Reviews: John Carter
Should never have left the drawing board
I don’t know much about the original Princess of Mars, besides its status as a grandfather of nearly all modern sci-fi (or at least soft “mythical” sci-fi). I’m sure it can adapted into a good film, but John Carter is not that adaptation, and I absolutely hated the final product. Firstly, there is John Carter himself, who has to be one of the least sympathetic protagonists in cinematic history. He enters the story as a drunken, violent, unhelpful dullard, and doesn’t change much throughout the film. He is unwilling to take part in the war and other events around him because he wants to get home, but the film never establishes anything worthwhile he has to come back to, and so there is no attachment to his quest. Director even thoroughly ruins a major fight scene where he single-handedly dispatches 50-100 Tharks (or whatever their name is) by intercutting it with flashback of him burying his wife and daughter. This has zero impact because they’re hardly even mentioned before, much less shown on-screen or get any lines in flashbacks that would foster attachment.
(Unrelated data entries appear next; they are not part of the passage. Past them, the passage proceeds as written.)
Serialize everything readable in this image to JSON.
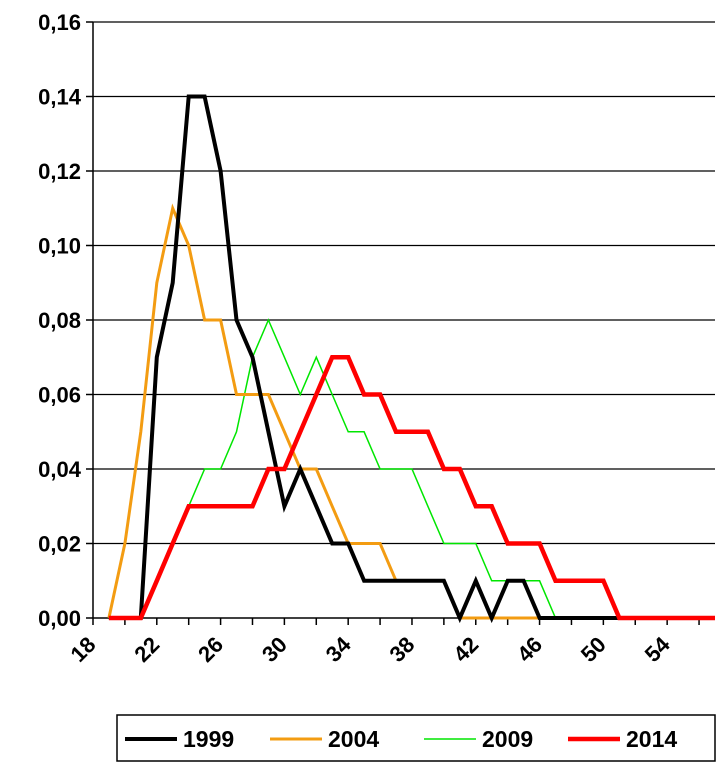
{
  "chart_data": {
    "type": "line",
    "title": "",
    "xlabel": "",
    "ylabel": "",
    "x": [
      19,
      20,
      21,
      22,
      23,
      24,
      25,
      26,
      27,
      28,
      29,
      30,
      31,
      32,
      33,
      34,
      35,
      36,
      37,
      38,
      39,
      40,
      41,
      42,
      43,
      44,
      45,
      46,
      47,
      48,
      49,
      50,
      51,
      52,
      53,
      54,
      55,
      56,
      57
    ],
    "xlim": [
      18,
      57
    ],
    "ylim": [
      0,
      0.16
    ],
    "x_ticks": [
      {
        "value": 18,
        "label": "18"
      },
      {
        "value": 22,
        "label": "22"
      },
      {
        "value": 26,
        "label": "26"
      },
      {
        "value": 30,
        "label": "30"
      },
      {
        "value": 34,
        "label": "34"
      },
      {
        "value": 38,
        "label": "38"
      },
      {
        "value": 42,
        "label": "42"
      },
      {
        "value": 46,
        "label": "46"
      },
      {
        "value": 50,
        "label": "50"
      },
      {
        "value": 54,
        "label": "54"
      }
    ],
    "y_ticks": [
      {
        "value": 0,
        "label": "0,00"
      },
      {
        "value": 0.02,
        "label": "0,02"
      },
      {
        "value": 0.04,
        "label": "0,04"
      },
      {
        "value": 0.06,
        "label": "0,06"
      },
      {
        "value": 0.08,
        "label": "0,08"
      },
      {
        "value": 0.1,
        "label": "0,10"
      },
      {
        "value": 0.12,
        "label": "0,12"
      },
      {
        "value": 0.14,
        "label": "0,14"
      },
      {
        "value": 0.16,
        "label": "0,16"
      }
    ],
    "grid": {
      "horizontal": true,
      "vertical": false
    },
    "legend_position": "bottom",
    "series": [
      {
        "name": "1999",
        "color": "#000000",
        "width": 4,
        "values": [
          0,
          0,
          0,
          0.07,
          0.09,
          0.14,
          0.14,
          0.12,
          0.08,
          0.07,
          0.05,
          0.03,
          0.04,
          0.03,
          0.02,
          0.02,
          0.01,
          0.01,
          0.01,
          0.01,
          0.01,
          0.01,
          0,
          0.01,
          0,
          0.01,
          0.01,
          0,
          0,
          0,
          0,
          0,
          0,
          0,
          0,
          0,
          0,
          0,
          0
        ]
      },
      {
        "name": "2004",
        "color": "#F39C12",
        "width": 3,
        "values": [
          0,
          0.02,
          0.05,
          0.09,
          0.11,
          0.1,
          0.08,
          0.08,
          0.06,
          0.06,
          0.06,
          0.05,
          0.04,
          0.04,
          0.03,
          0.02,
          0.02,
          0.02,
          0.01,
          0.01,
          0.01,
          0.01,
          0,
          0,
          0,
          0,
          0,
          0,
          0,
          0,
          0,
          0,
          0,
          0,
          0,
          0,
          0,
          0,
          0
        ]
      },
      {
        "name": "2009",
        "color": "#00E600",
        "width": 1.5,
        "values": [
          0,
          0,
          0,
          0.01,
          0.02,
          0.03,
          0.04,
          0.04,
          0.05,
          0.07,
          0.08,
          0.07,
          0.06,
          0.07,
          0.06,
          0.05,
          0.05,
          0.04,
          0.04,
          0.04,
          0.03,
          0.02,
          0.02,
          0.02,
          0.01,
          0.01,
          0.01,
          0.01,
          0,
          0,
          0,
          0,
          0,
          0,
          0,
          0,
          0,
          0,
          0
        ]
      },
      {
        "name": "2014",
        "color": "#FF0000",
        "width": 4.5,
        "values": [
          0,
          0,
          0,
          0.01,
          0.02,
          0.03,
          0.03,
          0.03,
          0.03,
          0.03,
          0.04,
          0.04,
          0.05,
          0.06,
          0.07,
          0.07,
          0.06,
          0.06,
          0.05,
          0.05,
          0.05,
          0.04,
          0.04,
          0.03,
          0.03,
          0.02,
          0.02,
          0.02,
          0.01,
          0.01,
          0.01,
          0.01,
          0,
          0,
          0,
          0,
          0,
          0,
          0
        ]
      }
    ]
  }
}
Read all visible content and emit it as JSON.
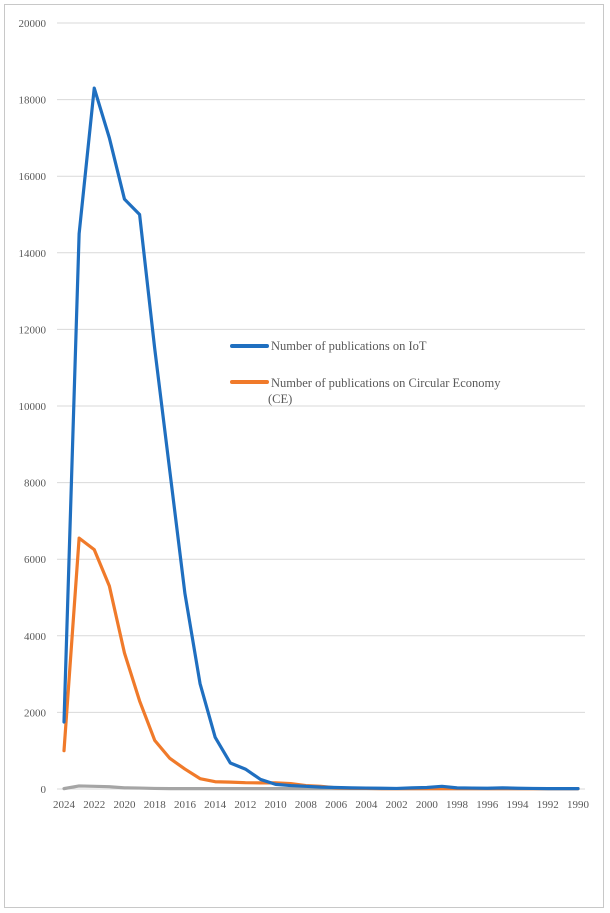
{
  "chart_data": {
    "type": "line",
    "title": "",
    "xlabel": "",
    "ylabel": "",
    "ylim": [
      0,
      20000
    ],
    "grid": true,
    "legend_position": "center-right",
    "x": [
      2024,
      2023,
      2022,
      2021,
      2020,
      2019,
      2018,
      2017,
      2016,
      2015,
      2014,
      2013,
      2012,
      2011,
      2010,
      2009,
      2008,
      2007,
      2006,
      2005,
      2004,
      2003,
      2002,
      2001,
      2000,
      1999,
      1998,
      1997,
      1996,
      1995,
      1994,
      1993,
      1992,
      1991,
      1990
    ],
    "x_tick_labels": [
      "2024",
      "2022",
      "2020",
      "2018",
      "2016",
      "2014",
      "2012",
      "2010",
      "2008",
      "2006",
      "2004",
      "2002",
      "2000",
      "1998",
      "1996",
      "1994",
      "1992",
      "1990"
    ],
    "y_tick_labels": [
      "0",
      "2000",
      "4000",
      "6000",
      "8000",
      "10000",
      "12000",
      "14000",
      "16000",
      "18000",
      "20000"
    ],
    "series": [
      {
        "name": "Number of publications on IoT",
        "color": "#1f6fc0",
        "values": [
          1750,
          14500,
          18300,
          17000,
          15400,
          15000,
          11500,
          8300,
          5100,
          2750,
          1350,
          680,
          520,
          250,
          120,
          90,
          70,
          50,
          40,
          30,
          25,
          20,
          15,
          30,
          40,
          70,
          30,
          25,
          20,
          30,
          20,
          15,
          10,
          10,
          10
        ]
      },
      {
        "name": "Number of publications on Circular Economy (CE)",
        "color": "#f07a2a",
        "values": [
          1000,
          6550,
          6250,
          5300,
          3550,
          2300,
          1270,
          800,
          520,
          270,
          190,
          180,
          165,
          160,
          160,
          140,
          90,
          70,
          30,
          20,
          15,
          10,
          10,
          10,
          10,
          10,
          10,
          10,
          10,
          10,
          10,
          10,
          10,
          10,
          10
        ]
      },
      {
        "name": "",
        "color": "#a5a5a5",
        "values": [
          10,
          80,
          70,
          60,
          30,
          25,
          15,
          10,
          10,
          10,
          10,
          10,
          10,
          10,
          10,
          10,
          10,
          10,
          10,
          10,
          10,
          10,
          10,
          10,
          10,
          10,
          10,
          10,
          10,
          10,
          10,
          10,
          10,
          10,
          10
        ]
      }
    ]
  }
}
To be fair, there wasn’t really much to ruin. Even with good cinematography, it would've still been a battle with thugs we never heard of before that come practically out of nowhere, thus lacking dramatic impact. The major fight scenes against known antagonists are just as dull and unengaging, lacking even basic choreography: nobody even bothers to block when fighting in melee. In the absence of good action and interesting protagonist, the film has to support itself through secondary characters and overarching plot, and it fails there as well. The Princess of Mars herself is mainly reduced to delivering exposition and lacks screen presence, their romance lacking all chemistry. Thark allies are two-dimensional: primary villain does get greater depth, but only through tortured attempts at moral ambiguity that ultimately come to naught because of Therns. Their villainy is the worst of both worlds: they have thoughtful, non-menacing manner befitting stories with White and Grey Morality, yet their goals are no deeper than “destroy the world… slowly”. The final nail in film’s coffin are the over-long, tremendously annoying scenes with alien babies and the unapologetic Mighty Whitey overtones that make Avatar seem like Mississippi Burning.